Police Inspector, Fred Clarke; Acting Deputy Director of the Department of Emergency Management, Captain Robert Harewood; and in discussion at the National Emergency Operations Centre (A.Skeete/BGIS)

(From left to right) Operations Officer, Inspector Fred Clarke; Acting Deputy Director of the Department of Emergency Management, Captain Robert Harewood; and Assistant Operations Officer, Warrant Officer Class 1, Christopher Blenman in discussion at the National Emergency Operations Centre during the passage of Tropical Storm Matthew. (A.Skeete/BGIS)

To captain a ship with a tropical storm churning in the Atlantic Ocean, complete with high winds and two possible ‘eyes’, may appear a daunting task for most. In fact, many a sailor would opt to haul their vessel out of the water.

But Police Inspector Fred Clarke, did not abandon ship when Tropical Storm Matthew came calling on September 28. In fact, he steered Barbados through the storm, a task he was trained for, and prepared to assume.

Inspector Clarke explained that the first thing he had to do in his role as the Operations Officer at the Department of Emergency Management (DEM) was to establish the resources needed to get the job done.

“I recognised what was key was harvesting the information from the various reports as quickly as possible and delegating the responsibility to the respective agencies,” he recalled.

And that he did. As reports came into the National Emergency Operations Centre (NEOC) established by the DEM, Mr. Clarke, flanked by Director of the DEM, Kerry Hinds, and acting Deputy Director, Captain Robert Harewood, began to make critical decisions.

It was his first time in the driver’s seat as the Operations Officer in the NEOC, but neither that fact, nor questions over his ability to steer the country through the storm, could detract him from the task at hand.

“I know I had the ability, and I felt honoured to be entrusted with the responsibility to demonstrate that I could be given such a task. And, with it being my very first time, it was like ‘this little Princess Margaret School boy taking over the responsibility for the island’. I wanted to succeed, and I wanted to do well on behalf of the Royal Barbados Police Force,” he said proudly.

Inspector Clarke’s confidence in his ability is supported by his experience in the disaster management field as the Force’s Tactical Advisor, and being the holder of an MSc in International Disaster Management from the University of Manchester in England.

His passion for disaster management was born as far back as 1986 during a police training exercise, code named ‘Operation Augustus’, which concluded with a hostage negotiation at Harrison Point, St. Lucy.

At the time, the Inspector recalled being in what was referred to at the time as the Forward Command Centre (FCC), and becoming intrigued with how the incident was managed.

With his interest now peaked, the lawman said he remained interested in the management of major incidents which police were often called upon to respond to throughout the years locally and regionally.
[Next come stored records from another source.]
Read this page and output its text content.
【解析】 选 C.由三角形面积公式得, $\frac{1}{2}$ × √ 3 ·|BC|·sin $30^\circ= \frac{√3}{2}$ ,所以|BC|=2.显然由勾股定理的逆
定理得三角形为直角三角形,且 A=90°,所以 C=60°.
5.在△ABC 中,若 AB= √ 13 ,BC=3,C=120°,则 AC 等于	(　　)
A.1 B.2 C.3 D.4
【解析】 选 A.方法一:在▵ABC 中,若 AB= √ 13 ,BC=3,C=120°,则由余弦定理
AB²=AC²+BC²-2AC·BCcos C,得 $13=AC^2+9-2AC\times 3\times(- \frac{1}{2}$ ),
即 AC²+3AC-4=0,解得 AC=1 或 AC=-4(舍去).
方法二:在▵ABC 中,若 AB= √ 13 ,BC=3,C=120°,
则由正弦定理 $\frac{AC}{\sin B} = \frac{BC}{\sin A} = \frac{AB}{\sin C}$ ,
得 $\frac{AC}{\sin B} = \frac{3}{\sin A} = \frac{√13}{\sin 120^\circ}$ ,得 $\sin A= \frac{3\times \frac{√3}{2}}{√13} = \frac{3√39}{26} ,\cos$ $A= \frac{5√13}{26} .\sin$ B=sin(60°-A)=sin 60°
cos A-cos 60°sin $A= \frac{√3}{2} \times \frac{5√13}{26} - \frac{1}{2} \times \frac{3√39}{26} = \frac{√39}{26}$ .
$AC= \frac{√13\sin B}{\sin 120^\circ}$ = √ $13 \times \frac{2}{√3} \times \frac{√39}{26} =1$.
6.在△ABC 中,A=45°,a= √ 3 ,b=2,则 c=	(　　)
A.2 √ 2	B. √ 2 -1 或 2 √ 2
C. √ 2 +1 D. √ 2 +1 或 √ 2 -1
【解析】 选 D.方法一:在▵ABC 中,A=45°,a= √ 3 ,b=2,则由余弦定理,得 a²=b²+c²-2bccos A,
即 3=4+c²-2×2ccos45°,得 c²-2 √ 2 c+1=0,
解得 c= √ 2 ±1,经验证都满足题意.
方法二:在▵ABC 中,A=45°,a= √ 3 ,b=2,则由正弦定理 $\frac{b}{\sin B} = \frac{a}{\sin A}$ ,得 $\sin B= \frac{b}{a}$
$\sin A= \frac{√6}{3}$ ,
For the Inspector, these incidents at the local level included providing an initial response to the helicopter crash at Vault Road, St Thomas, and the cave in at Arch Cot, Brittons Hill, St. Michael, where he served as the Tactical Advisor to the Incident Commander.

At the regional level, Inspector Clarke served as the Logistical Officer for the Royal Barbados Police Force contingent that provided security for the 5th Summit of the Americas and the Commonwealth Heads of Government Meeting in Trinidad.
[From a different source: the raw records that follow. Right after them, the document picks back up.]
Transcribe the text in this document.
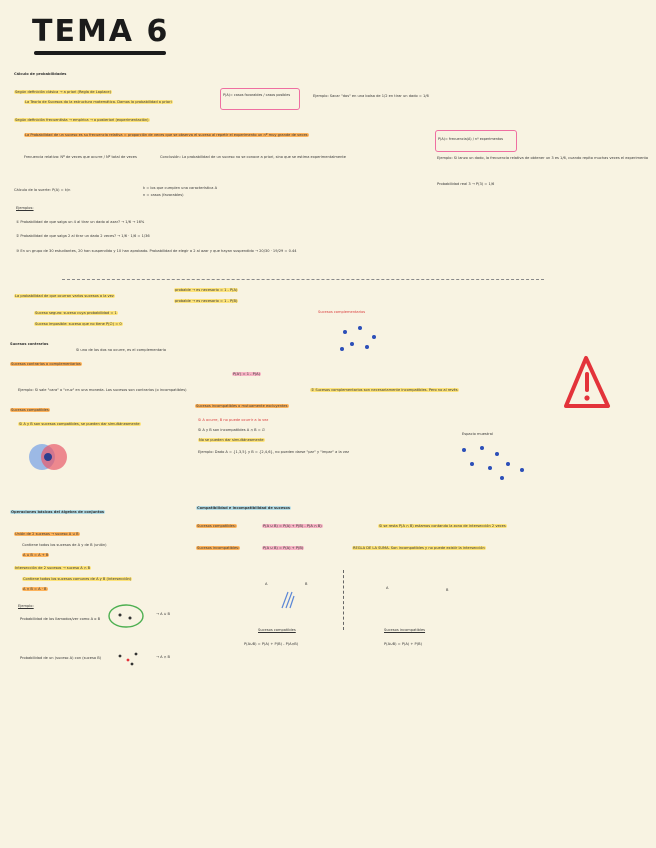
TEMA 6
Cálculo de probabilidades
Según definición clásica → a priori (Regla de Laplace)
La Teoría de Sucesos da la estructura matemática. Damos la probabilidad a priori
P(A)= casos favorables / casos posibles	Ejemplo: Sacar "dos" en una bolsa de 1/2 en tirar un dado = 1/6
Según definición frecuentista → empírica → a posteriori (experimentación)
La Probabilidad de un suceso es su frecuencia relativa = proporción de veces que se observa el suceso al repetir el experimento un nº muy grande de veces
P(A)= frecuencia(A) / nº experimentos
Frecuencia relativa: Nº de veces que ocurre / Nº total de veces	Conclusión: La probabilidad de un suceso no se conoce a priori, sino que se estima experimentalmente	Ejemplo: Si lanzo un dado, la frecuencia relativa de obtener un 3 es 1/6, cuando repito muchas veces el experimento
Probabilidad real 3 → P(3) = 1/6
Cálculo de la suerte: P(A) = k/n	k = los que cumplen una característica A
n = casos (favorables)
Ejemplos:
① Probabilidad de que salga un 4 al tirar un dado al azar? → 1/6 → 16%
② Probabilidad de que salga 2 al tirar un dado 2 veces? → 1/6 · 1/6 = 1/36
③ En un grupo de 30 estudiantes, 20 han suspendido y 10 han aprobado. Probabilidad de elegir a 2 al azar y que hayan suspendido → 20/30 · 19/29 = 0.44
La probabilidad de que ocurran varios sucesos a la vez
probable → es necesario = 1 - P(A)
probable → es necesario = 1 - P(B)
Suceso seguro: suceso cuya probabilidad = 1
Suceso imposible: suceso que no tiene P(∅) = 0
Sucesos complementarios
Sucesos contrarios
Si uno de los dos no ocurre, es el complementario
Sucesos contrarios o complementarios
P(A') = 1 - P(A)
Ejemplo: Si sale "cara" o "cruz" en una moneda. Los sucesos son contrarios (o incompatibles)	② Sucesos complementarios son necesariamente incompatibles. Pero no al revés
Sucesos compatibles
Si A y B son sucesos compatibles, se pueden dar simultáneamente
Sucesos incompatibles o mutuamente excluyentes
Si A ocurre, B no puede ocurrir a la vez
Si A y B son incompatibles A ∩ B = ∅
No se pueden dar simultáneamente
Ejemplo: Dado A = {1,3,5} y B = {2,4,6}, no pueden darse "par" y "impar" a la vez
Espacio muestral
Operaciones básicas del álgebra de conjuntos
Unión de 2 sucesos → suceso A ∪ B
Contiene todos los sucesos de A y de B (unión)
A ∪ B = A + B
Intersección de 2 sucesos → suceso A ∩ B
Contiene todos los sucesos comunes de A y B (intersección)
A ∩ B = A · B
Ejemplo:
Probabilidad de los llamados/ver como A o B
→ A ∪ B
Probabilidad de un (suceso A) con (suceso B)	→ A ∩ B
Compatibilidad e incompatibilidad de sucesos
Sucesos compatibles:	P(A ∪ B) = P(A) + P(B) - P(A ∩ B)	Si se resta P(A ∩ B) estamos contando la zona de intersección 2 veces
Sucesos incompatibles:	P(A ∪ B) = P(A) + P(B)	REGLA DE LA SUMA. Son incompatibles y no puede existir la intersección
A	B
A	B
Sucesos compatibles
P(A∪B) = P(A) + P(B) - P(A∩B)
Sucesos incompatibles
P(A∪B) = P(A) + P(B)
Additionally, he participated in the response team in St Kitts and Nevis following the passage of Hurricane Georges, and again in Grenada in the aftermath of Hurricane Ivan.

“Seeing the pictures of the levels of devastation and what could possibly occur was always in the back of my mind. So, I looked to see if something did occur, how I would transition from response to the recovery phase,” he said, making reference to how his experiences prepared him for Tropical Storm Matthew.
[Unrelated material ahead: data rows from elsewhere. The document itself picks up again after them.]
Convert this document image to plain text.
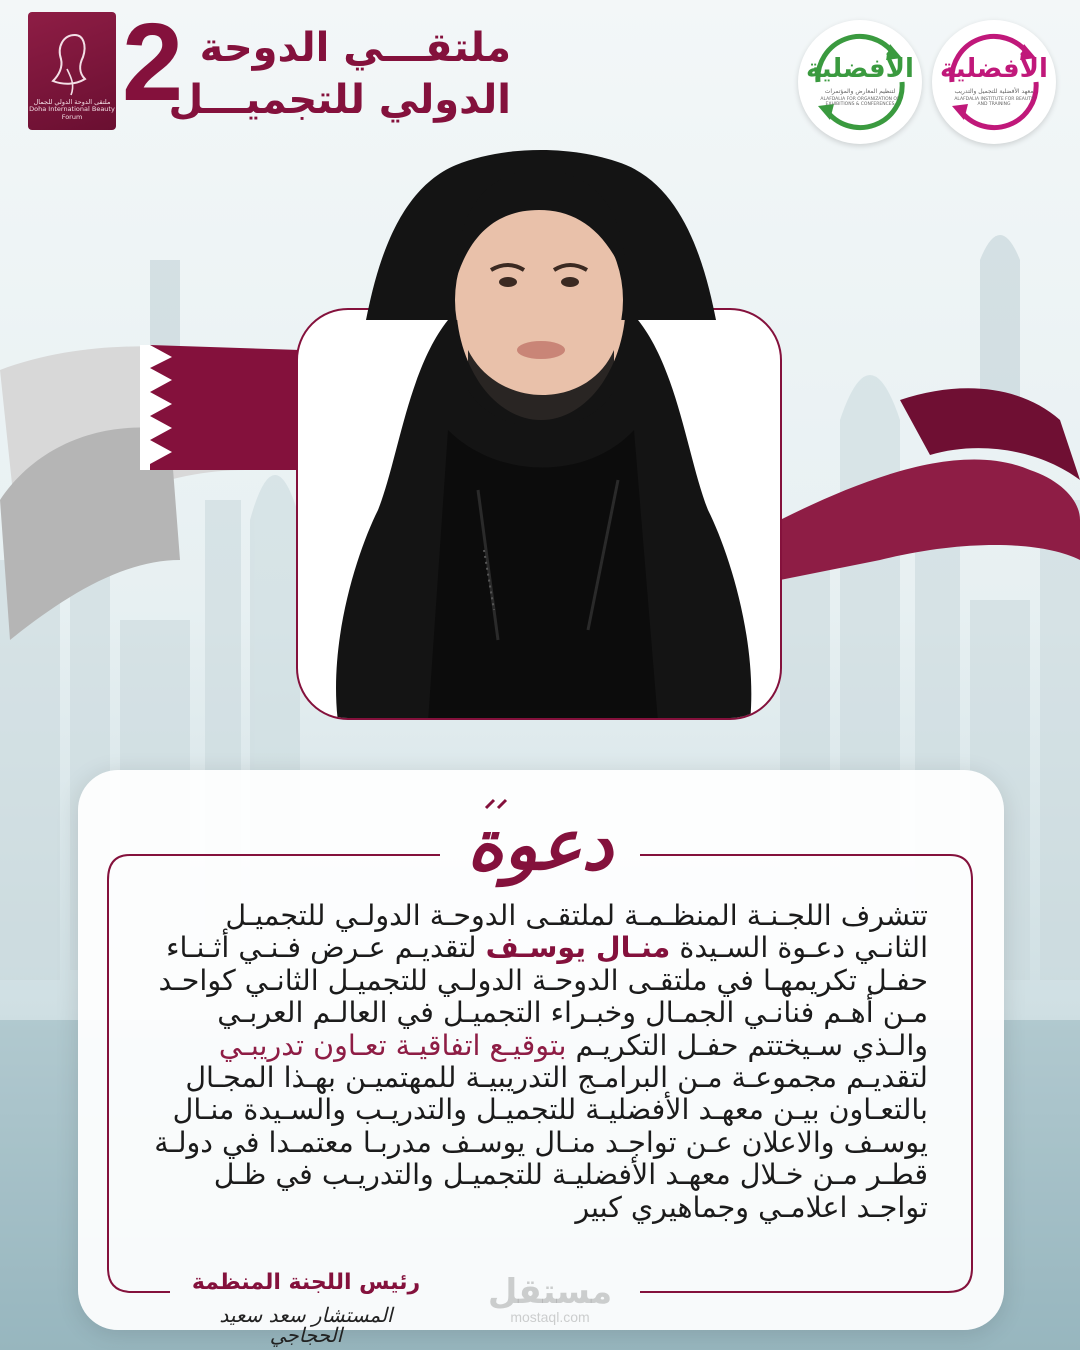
ملتقى الدوحة الدولي للجمال
Doha International Beauty Forum 2 ملتقـــي الدوحة
الدولي للتجميـــل
الأفضلية
لتنظيم المعارض والمؤتمرات
ALAFDALIA FOR ORGANIZATION OF EXHIBITIONS & CONFERENCES
الأفضلية
معهد الأفضلية للتجميل والتدريب
ALAFDALIA INSTITUTE FOR BEAUTY AND TRAINING
دعوة

تتشرف اللجـنـة المنظـمـة لملتقـى الدوحـة الدولـي للتجميـل الثانـي دعـوة السـيدة منـال يوسـف لتقديـم عـرض فـنـي أثـنـاء حفـل تكريمهـا في ملتقـى الدوحـة الدولـي للتجميـل الثانـي كواحـد مـن أهـم فنانـي الجمـال وخبـراء التجميـل في العالـم العربـي والـذي سـيختتم حفـل التكريـم بتوقيـع اتفاقيـة تعـاون تدريبـي لتقديـم مجموعـة مـن البرامـج التدريبيـة للمهتميـن بهـذا المجـال بالتعـاون بيـن معهـد الأفضليـة للتجميـل والتدريـب والسـيدة منـال يوسـف والاعلان عـن تواجـد منـال يوسـف مدربـا معتمـدا في دولـة قطـر مـن خـلال معهـد الأفضليـة للتجميـل والتدريـب في ظـل تواجـد اعلامـي وجماهيري كبير

رئيس اللجنة المنظمة
المستشار سعد سعيد الحجاجي
مستقل
mostaql.com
However, it was in 2005 when he was selected as the Contingency Planning Officer for the Royal Barbados Police Force in preparation for International Cricket Councils (ICC) Cricket World Cup 2007 that “put the icing on the cake” for him.

“I have not turned back since,” he stated. That assignment led to the creation of a contingency plan for the entire island.

“So, it was always in the back of my mind as to the type of action or responses that I could apply to any situation in Barbados,” he stated. Those situations, he said, could range from a hazmat incident, oil spill, terrorist attack, mass casualty or even an aircraft disaster.

“I was confident that based on my knowledge of the existence of such plans that I could easily operationalise the situation if it was required,” Inspector Clarke declared.

However, his training and expertise do not stop there. The lawman said he also worked as the Tactical Officer to the Venue Operations Centre (VOC) at all the Cricket World Cup 2007 events, and worked closely with all those other agencies involved.

“I also follow incidents and reports so that when and if I am called upon, I will be in a position to advise accordingly,” he said, noting disaster management was a broad area.

However, in Inspector Clarke’s opinion “Barbados is doing pretty well in resolving its emergency management issues”.